One of our most popular Take the Helm presenters was Barbara Merritt who didn’t know anything about sailing when she embarked on a cruise with her fiancé to Easter Island. Here’s what she wanted me to put in my book:
“Until a woman gets on a boat as a captain, without anyone to second-guess her, she can’t really gain confidence. It’s too easy to avoid taking responsibility.”
In other words, you’ve just got to take the helm!
“A whole new world of travel and adventure has opened for me through sailing,” wrote one of our graduates, Linda White, at age 49.
And a woman who at that time ran a sailing program for the physically impaired really summed it up when she wrote:
“I LOVE sailing – the sense of freedom, peace, the exhilaration of being one with the wind and water.”
That’s the way I feel about sailing. It changed my life – I hope it has or will change yours.
And I hope you will be vocal about what you like, dislike, or want more of from the sailing community. I sit on the Advisory Council of Boat US, was on the board of Sail America for six years and am still involved with its Marketing Committee, and am active with the keelboat committee at US SAILING. I welcome your thoughts and will share them with those that can and will be influenced by what you say.

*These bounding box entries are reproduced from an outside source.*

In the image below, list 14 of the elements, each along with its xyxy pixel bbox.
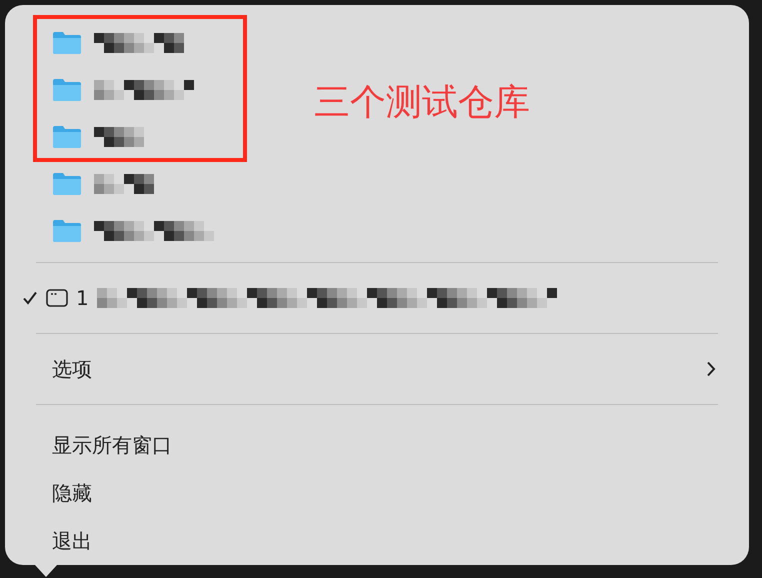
folder-icon [52, 172, 82, 196]
options-label: 选项 [52, 356, 92, 382]
window-icon [46, 289, 68, 307]
menu-item[interactable]: 隐藏 [36, 469, 718, 517]
window-number: 1 [76, 286, 89, 310]
options-menu-item[interactable]: 选项 [36, 342, 718, 396]
annotation-text: 三个测试仓库 [314, 81, 530, 125]
window-item[interactable]: 1 [22, 271, 718, 325]
folder-icon [52, 78, 82, 102]
folder-icon [52, 30, 82, 54]
folder-icon [52, 124, 82, 148]
folder-icon [52, 218, 82, 242]
menu-item[interactable]: 退出 [36, 517, 718, 565]
menu-item[interactable]: 显示所有窗口 [36, 421, 718, 469]
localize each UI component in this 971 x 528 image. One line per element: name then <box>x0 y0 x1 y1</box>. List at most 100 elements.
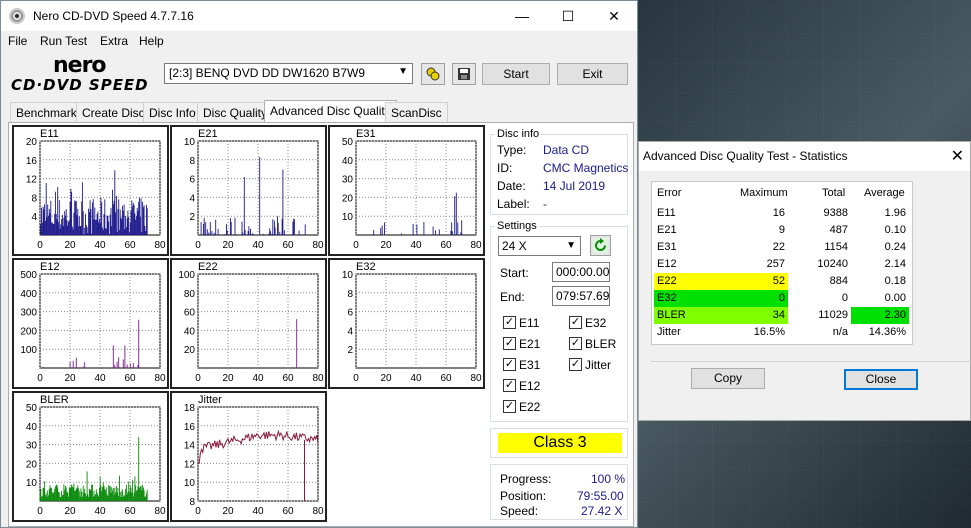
error-name: E31 <box>657 241 677 253</box>
stat-value: n/a <box>832 326 848 338</box>
x-tick-label: 20 <box>64 240 76 251</box>
tab-disc-quality[interactable]: Disc Quality <box>197 102 274 122</box>
y-tick-label: 8 <box>347 289 353 300</box>
start-time-input[interactable]: 000:00.00 <box>552 262 610 282</box>
title-bar[interactable]: Nero CD-DVD Speed 4.7.7.16 — ☐ ✕ <box>1 1 637 31</box>
stat-value: 1.96 <box>884 207 906 219</box>
checkbox-e21[interactable]: ✓ <box>503 337 516 350</box>
end-time-input[interactable]: 079:57.69 <box>552 286 610 306</box>
tab-scandisc[interactable]: ScanDisc <box>385 102 448 122</box>
copy-button[interactable]: Copy <box>691 368 765 389</box>
start-time-label: Start: <box>500 266 529 280</box>
chart-e31: 0 20 40 60 80 10 20 30 40 50 E31 <box>328 125 485 256</box>
close-button[interactable]: Close <box>844 369 918 390</box>
stat-value: 2.14 <box>884 258 906 270</box>
close-icon[interactable]: ✕ <box>951 146 964 166</box>
chart-title: E22 <box>198 261 218 273</box>
error-name: E22 <box>654 273 710 290</box>
x-tick-label: 60 <box>282 240 294 251</box>
x-tick-label: 20 <box>64 373 76 384</box>
checkbox-e32[interactable]: ✓ <box>569 316 582 329</box>
stat-value: 16 <box>772 207 785 219</box>
x-tick-label: 60 <box>282 506 294 517</box>
floppy-disk-icon <box>458 68 470 80</box>
plot-area <box>39 273 161 369</box>
menu-file[interactable]: File <box>8 34 27 48</box>
plot-area <box>197 273 319 369</box>
tab-disc-info[interactable]: Disc Info <box>143 102 202 122</box>
y-tick-label: 30 <box>342 175 354 186</box>
checkbox-e32-label: E32 <box>585 316 607 330</box>
eject-button[interactable] <box>421 63 445 85</box>
chart-bler: 0 20 40 60 80 10 20 30 40 50 BLER <box>12 391 169 522</box>
error-name: E12 <box>657 258 677 270</box>
save-button[interactable] <box>452 63 476 85</box>
y-tick-label: 4 <box>189 193 195 204</box>
menu-extra[interactable]: Extra <box>100 34 128 48</box>
y-tick-label: 10 <box>342 212 354 223</box>
x-tick-label: 20 <box>222 373 234 384</box>
x-tick-label: 40 <box>252 240 264 251</box>
menu-help[interactable]: Help <box>139 34 164 48</box>
checkbox-e12-label: E12 <box>519 379 541 393</box>
checkbox-e31-label: E31 <box>519 358 541 372</box>
x-tick-label: 20 <box>380 373 392 384</box>
menu-run-test[interactable]: Run Test <box>40 34 87 48</box>
drive-select[interactable]: [2:3] BENQ DVD DD DW1620 B7W9 ▼ <box>164 63 413 84</box>
chart-title: E11 <box>40 128 59 140</box>
stat-value: 884 <box>829 275 848 287</box>
chart-e22: 0 20 40 60 80 20 40 60 80 100 E22 <box>170 258 327 389</box>
checkbox-jitter[interactable]: ✓ <box>569 358 582 371</box>
speed-select[interactable]: 24 X ▼ <box>498 236 581 256</box>
x-tick-label: 0 <box>37 240 43 251</box>
tab-benchmark[interactable]: Benchmark <box>10 102 83 122</box>
checkbox-e11[interactable]: ✓ <box>503 316 516 329</box>
x-tick-label: 0 <box>353 240 359 251</box>
refresh-icon <box>593 238 608 253</box>
close-window-button[interactable]: ✕ <box>591 1 637 31</box>
start-button[interactable]: Start <box>482 63 550 85</box>
y-tick-label: 8 <box>31 193 37 204</box>
disc-label-value: - <box>543 197 547 211</box>
x-tick-label: 80 <box>154 240 166 251</box>
x-tick-label: 80 <box>470 240 482 251</box>
checkbox-bler[interactable]: ✓ <box>569 337 582 350</box>
y-tick-label: 40 <box>26 422 38 433</box>
x-tick-label: 20 <box>222 240 234 251</box>
x-tick-label: 40 <box>94 240 106 251</box>
chart-e21: 0 20 40 60 80 2 4 6 8 10 E21 <box>170 125 327 256</box>
y-tick-label: 18 <box>184 403 196 414</box>
tab-create-disc[interactable]: Create Disc <box>76 102 151 122</box>
header-average: Average <box>864 187 905 199</box>
position-label: Position: <box>500 489 547 503</box>
exit-button[interactable]: Exit <box>557 63 628 85</box>
checkbox-e31[interactable]: ✓ <box>503 358 516 371</box>
x-tick-label: 0 <box>195 506 201 517</box>
maximize-button[interactable]: ☐ <box>545 1 591 31</box>
statistics-title-bar[interactable]: Advanced Disc Quality Test - Statistics … <box>639 142 970 171</box>
checkbox-e12[interactable]: ✓ <box>503 379 516 392</box>
position-value: 79:55.00 <box>577 489 624 503</box>
chart-e32: 0 20 40 60 80 2 4 6 8 10 E32 <box>328 258 485 389</box>
y-tick-label: 80 <box>184 289 196 300</box>
x-tick-label: 40 <box>252 373 264 384</box>
y-tick-label: 500 <box>20 270 37 281</box>
progress-value: 100 % <box>591 472 626 486</box>
tab-advanced-disc-quality[interactable]: Advanced Disc Quality <box>264 100 397 123</box>
speed-label: Speed: <box>500 504 539 518</box>
y-tick-label: 30 <box>26 441 38 452</box>
minimize-button[interactable]: — <box>499 1 545 31</box>
x-tick-label: 0 <box>195 373 201 384</box>
refresh-speed-button[interactable] <box>590 235 611 256</box>
stat-value: 10240 <box>817 258 848 270</box>
checkbox-bler-label: BLER <box>585 337 617 351</box>
x-tick-label: 60 <box>124 373 136 384</box>
y-tick-label: 20 <box>184 345 196 356</box>
chart-jitter: 0 20 40 60 80 8 10 12 14 16 18 Jitter <box>170 391 327 522</box>
checkbox-e22[interactable]: ✓ <box>503 400 516 413</box>
x-tick-label: 40 <box>252 506 264 517</box>
disc-date-value: 14 Jul 2019 <box>543 179 606 193</box>
chart-title: E31 <box>356 128 376 140</box>
y-tick-label: 8 <box>189 156 195 167</box>
stat-value: 487 <box>829 224 848 236</box>
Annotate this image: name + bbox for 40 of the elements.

As each of you go out and talk about your sailing experiences today and in the future, I hope you will encourage other women to join you and embrace the sailing lifestyle.
You heard earlier about NWSA’s scholarship fund to help young women through sailing. How many of you knew it even existed? Isn’t this a great way to help those less fortunate than us?
Think about reaching out to at least one young woman (each of you) and help her reach a successful career through mentoring and providing sailing opportunities.
We all have a passion we need to share. We CAN make a difference in the lives of girls who have never felt the exhilaration and freedom of wind in their hair under sail, never held the helm of a sailboat and experienced the power of making that boat go where THEY want it to go.
Sailing soothes my soul.
On a particularly tiring day in my office not long ago, I remembered my first night sail, crossing the Anegada Passage in the British Virgin Islands. I’d like to share with you what I wrote that stressful day…
When was the last time you saw a shooting star? Never . . . you say? Look up! High overhead, beyond the city glare stars streak across the heavens in orchestral profusion. And I, gazing aloft to a sky so dark Its velvet touch envelopes my peaceful soul, wonder which tiny light in the canopy above will tempt my imagination tonight. Startling the slow pace of a cruiser’s pulse with a sudden dart into oblivion before my very eyes. Ah peace! Gentle solitude. As we swing lazily across the moon’s shadow, undulating ripples stream from our bow. Soft, sweet lapping against the hull. Reassuring chirps of iridescent plankton light the surface as the boat stirs the water below. When was the last time you saw a shooting star? Never . . . you say? You must before you go. Come sail and drift and dream with us. Come sit silently on deck as the moon rises to cut a path from here to . . . wherever . . . And watch in wonder as a shooting star stirs the heavens above.
I believe we women can do anything we want – because we sail. Let’s take our passion for sailing to new and inspiring heights for those girls and women who… in this unsettled world… deserve a far better life.